Franz offers multiple methods for deploying AllegroGraph across the enterprise, including federated, distributed and hybrid deployment models. The last of these uses a sharding approach, via the company’s patented FedShard technology, which works by storing replicas of your unshardable data (datasets that must be stored as a single piece) on each of your machines, then federating that data with the repositories located on that machine. This means that you only need to load in your unshardable data once for each machine during any given query.
AllegroGraph utilises “multimode” artificial intelligence, consisting of both machine learning and a CEP (Complex Event Processing) system developed in Prolog. The idea is to use multiple kinds of AI to estimate the likelihood of future events occurring based on currently observed events stored in a graph. For example, if you are a police force, you might want to monitor the outgoing and incoming calls used by a criminal cell, estimate the probability they are about to meet face to face, and send a notification when that probability rises above a certain threshold. You could accomplish this with the rule displayed in Figure 2.
Although the structure of this rule is set in stone, the parameters (highlighted in yellow) are equipped with confidence intervals, which are calculated based on past observations and events. Moreover, instead of sending a notification, you can create a ‘possible event’ in your graph. This is an event equipped with a probability that represents the likelihood of it occurring or of having occurred.
Finally, AllegroGraph also features native, near real-time multi-master replication and management; multi-modal input from RDF, CSV, JSON, JSON Lines and JSON-LD files; built-in document storage (comparable to MongoDB) with support for graph algorithms and semantics; natural language processing (NLP), speech recognition, and textual analysis, including entity extraction; and extensive support for a variety of data science tools.
Compared to other offerings in the graph space, AllegroGraph stands out in three major ways. First of all, it is a distinctly flexible offering.

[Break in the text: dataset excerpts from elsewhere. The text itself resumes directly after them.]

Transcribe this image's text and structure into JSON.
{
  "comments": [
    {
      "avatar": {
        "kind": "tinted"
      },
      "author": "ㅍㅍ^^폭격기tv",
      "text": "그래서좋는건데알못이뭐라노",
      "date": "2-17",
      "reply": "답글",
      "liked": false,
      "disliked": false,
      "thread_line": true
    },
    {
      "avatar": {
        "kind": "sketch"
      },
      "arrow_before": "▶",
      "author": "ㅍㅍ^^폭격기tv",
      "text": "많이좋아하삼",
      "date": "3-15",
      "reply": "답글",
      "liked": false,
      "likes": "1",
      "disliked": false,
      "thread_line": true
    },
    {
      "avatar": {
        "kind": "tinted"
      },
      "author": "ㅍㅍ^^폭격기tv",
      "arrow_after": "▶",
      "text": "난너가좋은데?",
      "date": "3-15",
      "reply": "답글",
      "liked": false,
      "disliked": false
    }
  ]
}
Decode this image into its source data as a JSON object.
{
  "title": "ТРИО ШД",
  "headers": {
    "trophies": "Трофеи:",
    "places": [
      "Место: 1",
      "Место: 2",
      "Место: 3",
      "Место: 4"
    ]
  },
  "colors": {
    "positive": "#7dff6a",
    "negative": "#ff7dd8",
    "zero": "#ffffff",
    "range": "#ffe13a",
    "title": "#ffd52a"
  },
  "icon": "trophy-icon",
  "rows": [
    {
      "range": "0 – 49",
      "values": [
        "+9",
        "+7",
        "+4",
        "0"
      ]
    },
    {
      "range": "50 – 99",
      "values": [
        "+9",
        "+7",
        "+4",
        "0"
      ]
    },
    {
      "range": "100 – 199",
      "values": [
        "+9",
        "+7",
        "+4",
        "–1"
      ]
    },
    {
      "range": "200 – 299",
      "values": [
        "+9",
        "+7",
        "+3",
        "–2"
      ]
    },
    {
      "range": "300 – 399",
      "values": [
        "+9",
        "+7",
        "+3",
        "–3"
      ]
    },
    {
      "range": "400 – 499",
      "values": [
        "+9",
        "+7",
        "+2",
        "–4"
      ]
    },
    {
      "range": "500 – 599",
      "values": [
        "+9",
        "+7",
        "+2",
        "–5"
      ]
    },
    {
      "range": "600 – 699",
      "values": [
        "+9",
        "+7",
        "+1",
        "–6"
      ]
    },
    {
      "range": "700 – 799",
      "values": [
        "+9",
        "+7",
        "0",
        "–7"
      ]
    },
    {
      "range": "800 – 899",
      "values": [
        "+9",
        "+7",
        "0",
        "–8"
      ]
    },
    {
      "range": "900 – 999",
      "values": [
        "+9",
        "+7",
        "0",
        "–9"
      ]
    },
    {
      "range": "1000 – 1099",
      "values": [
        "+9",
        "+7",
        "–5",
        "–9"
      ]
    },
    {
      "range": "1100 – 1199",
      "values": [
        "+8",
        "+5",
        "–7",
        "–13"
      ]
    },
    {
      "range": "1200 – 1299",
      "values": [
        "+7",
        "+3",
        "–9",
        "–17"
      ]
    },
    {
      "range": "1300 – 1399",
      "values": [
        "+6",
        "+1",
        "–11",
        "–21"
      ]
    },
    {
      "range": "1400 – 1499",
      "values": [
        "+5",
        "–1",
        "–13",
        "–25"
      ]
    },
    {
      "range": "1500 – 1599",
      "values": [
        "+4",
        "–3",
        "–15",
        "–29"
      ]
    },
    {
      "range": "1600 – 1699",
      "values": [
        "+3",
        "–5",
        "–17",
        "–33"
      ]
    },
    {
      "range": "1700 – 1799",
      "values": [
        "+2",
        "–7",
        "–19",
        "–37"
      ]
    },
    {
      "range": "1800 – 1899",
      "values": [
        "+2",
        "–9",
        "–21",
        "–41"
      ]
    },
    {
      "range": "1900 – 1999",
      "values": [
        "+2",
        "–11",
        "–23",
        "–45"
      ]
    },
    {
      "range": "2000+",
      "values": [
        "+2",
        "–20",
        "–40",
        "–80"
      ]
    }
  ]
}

Secondly, it boasts a range of features which, if not unique, are at least rare. This includes probabilistic, multi-mode AI which goes beyond machine learning; natural language processing, speech recognition and textual analysis, together with entity extraction; EEKGs, in general; and some of the most advanced security capabilities (paid for by a US intelligence agency) of any product in this market. In particular, the aforementioned speech recognition capabilities can be used to extract conceptual meaning from real speech – such as recorded conversations – then store that meaning in a graph and expose it for analysis.
Finally, the new hybrid federated/distributed deployment methodology in AllegroGraph 7 capability can deliver results for highly complex queries across distributed data sets and knowledge bases in real-time.
The Bottom Line
AllegroGraph is a formidable graph offering with a lot of flexibility, a wide range of compelling features and significant scalability. If that flexibility, distributed scale or any number of those features, appeal to you, we highly recommend it.